Magazine: Jarvis Cocker’s “great new hope” after the year zero of punk

It should come as little surprise that Jarvis Cocker, even as a young lad, was a bit sceptical of punk rock in its most base, aggressive, and easily Xeroxed form. Back in 1978, the same year a 15-year-old Cocker formed the earliest incarnation of Pulp in his hometown of Sheffield, he found a new spark of inspiration from another northern band in particular, and the influence would continue to seep through over the four decades that followed.

In June ‘78, the Manchester-based quintet Magazine released their debut full-length album Real Life. Today, it’s known as something of a cult record, but it was hardly overlooked when it first reared its strange head. Recorded in part at Abbey Road Studios and released on the Virgin label, it peaked at 29 on the UK charts and gathered up plenty of plaudits. Real Life also generated a lot of buzz even before its official release, as the band had been touring most of the songs throughout much of 1977.

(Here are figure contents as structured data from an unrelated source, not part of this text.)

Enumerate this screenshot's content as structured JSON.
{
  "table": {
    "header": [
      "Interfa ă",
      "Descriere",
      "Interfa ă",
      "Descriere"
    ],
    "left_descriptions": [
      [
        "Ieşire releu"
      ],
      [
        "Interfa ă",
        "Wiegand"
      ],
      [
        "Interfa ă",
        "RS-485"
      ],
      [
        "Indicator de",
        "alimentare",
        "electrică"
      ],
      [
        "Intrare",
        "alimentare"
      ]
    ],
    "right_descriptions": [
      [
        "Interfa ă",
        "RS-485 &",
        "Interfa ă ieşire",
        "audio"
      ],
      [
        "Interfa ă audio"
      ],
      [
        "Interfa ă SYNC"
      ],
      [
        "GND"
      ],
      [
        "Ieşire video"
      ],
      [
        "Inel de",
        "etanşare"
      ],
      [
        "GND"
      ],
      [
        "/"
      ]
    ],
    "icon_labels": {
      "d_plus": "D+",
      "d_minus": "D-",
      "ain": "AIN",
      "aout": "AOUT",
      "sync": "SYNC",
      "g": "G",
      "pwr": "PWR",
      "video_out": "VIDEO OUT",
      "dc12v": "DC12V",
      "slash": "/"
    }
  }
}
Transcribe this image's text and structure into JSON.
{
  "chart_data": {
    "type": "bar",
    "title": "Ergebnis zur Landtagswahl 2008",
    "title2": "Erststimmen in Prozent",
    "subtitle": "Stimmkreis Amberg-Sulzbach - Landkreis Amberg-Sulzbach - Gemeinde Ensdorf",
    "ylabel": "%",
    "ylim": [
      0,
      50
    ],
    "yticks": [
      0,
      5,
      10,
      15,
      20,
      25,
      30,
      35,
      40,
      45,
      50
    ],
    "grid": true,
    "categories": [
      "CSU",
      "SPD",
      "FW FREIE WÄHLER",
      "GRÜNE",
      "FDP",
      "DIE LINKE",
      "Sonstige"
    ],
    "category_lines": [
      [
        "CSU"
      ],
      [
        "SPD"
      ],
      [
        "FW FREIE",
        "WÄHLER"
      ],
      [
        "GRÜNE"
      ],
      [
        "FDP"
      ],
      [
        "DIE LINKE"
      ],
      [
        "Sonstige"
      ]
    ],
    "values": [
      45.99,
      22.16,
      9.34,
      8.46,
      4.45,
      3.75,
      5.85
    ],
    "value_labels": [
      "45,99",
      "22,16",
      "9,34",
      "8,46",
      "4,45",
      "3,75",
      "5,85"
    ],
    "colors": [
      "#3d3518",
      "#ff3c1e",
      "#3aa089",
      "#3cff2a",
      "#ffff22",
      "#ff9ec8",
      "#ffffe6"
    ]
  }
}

Aiding their cause, Magazine was piloted by a frontman with established punk rock cred. Howard Devoto had already formed the Buzzcocks in 1976 with Pete Shelley, having abruptly ended that partnership after just one EP (Spiral Scratch). Like the Buzzcocks, Magazine had no blind devotion to the punk rule book, nor did its songwriters shy away from their pop sensibilities. Instead, the band’s unique sound resonated with a young audience seeking out something a bit more heady and artful than what the already collapsing Sex Pistols were offering. Once Real Life arrived in record stores, it was just what kids like Jarvis Cocker were waiting for.

“This was such an important record for the time because it showed that you could still do something that had attack to it combined with a real intelligence, without going into ponce territory,” Cocker told the NME in 2018.

Lead single ‘Shot By Both Sides’, which includes a riff that wouldn’t be out of place on a 1990s Pulp record, builds a convincing bridge from punk to what would soon-enough be categorised as post-punk. Slower, longer, glammier, and more technically sound than your average punk hit of the day (it’s four minutes long!), the song also seems to hint at Devoto taking lyrical stock of his own place in the pigeon-holing musical landscape of 1977-78.

It offered up Pulp’s alluring mix of playfulness and almost-secret poignancy in verses such as:

“New offences always in my nerves
They’re taking my time by force
They all sound the same when they scream
They have to rewrite all the books again
As a matter of course

It’s that “rewriting of the books” that seemed to strike a nerve with young Jarvis Cocker. “Punk established a Year Zero because you weren’t really allowed to reference things from the past, even though people ended up doing that,” Cocker said. “Magazine were seen as the Great New Hope when the ‘Shot by Both Sides’ came out, but I remember them getting criticised when the album came out for using synthesizers and for having long songs.”

If Magazine were the daring, successful, but slightly out-of-place cult band of their era (they disbanded in 1981 after four Top 40 albums), then the description seems fittingly adaptable to the man and the band they helped inspire. Pulp, while popular on a much grander scale than Magazine during their ‘90s heyday, were similarly working outside the restrictive genre of their time; in this case, Britpop. For Cocker, who admittedly sometimes cared more about style than substance in his younger days, Magazine also provided a template for how going against the grain didn’t have to look like screaming rebellion.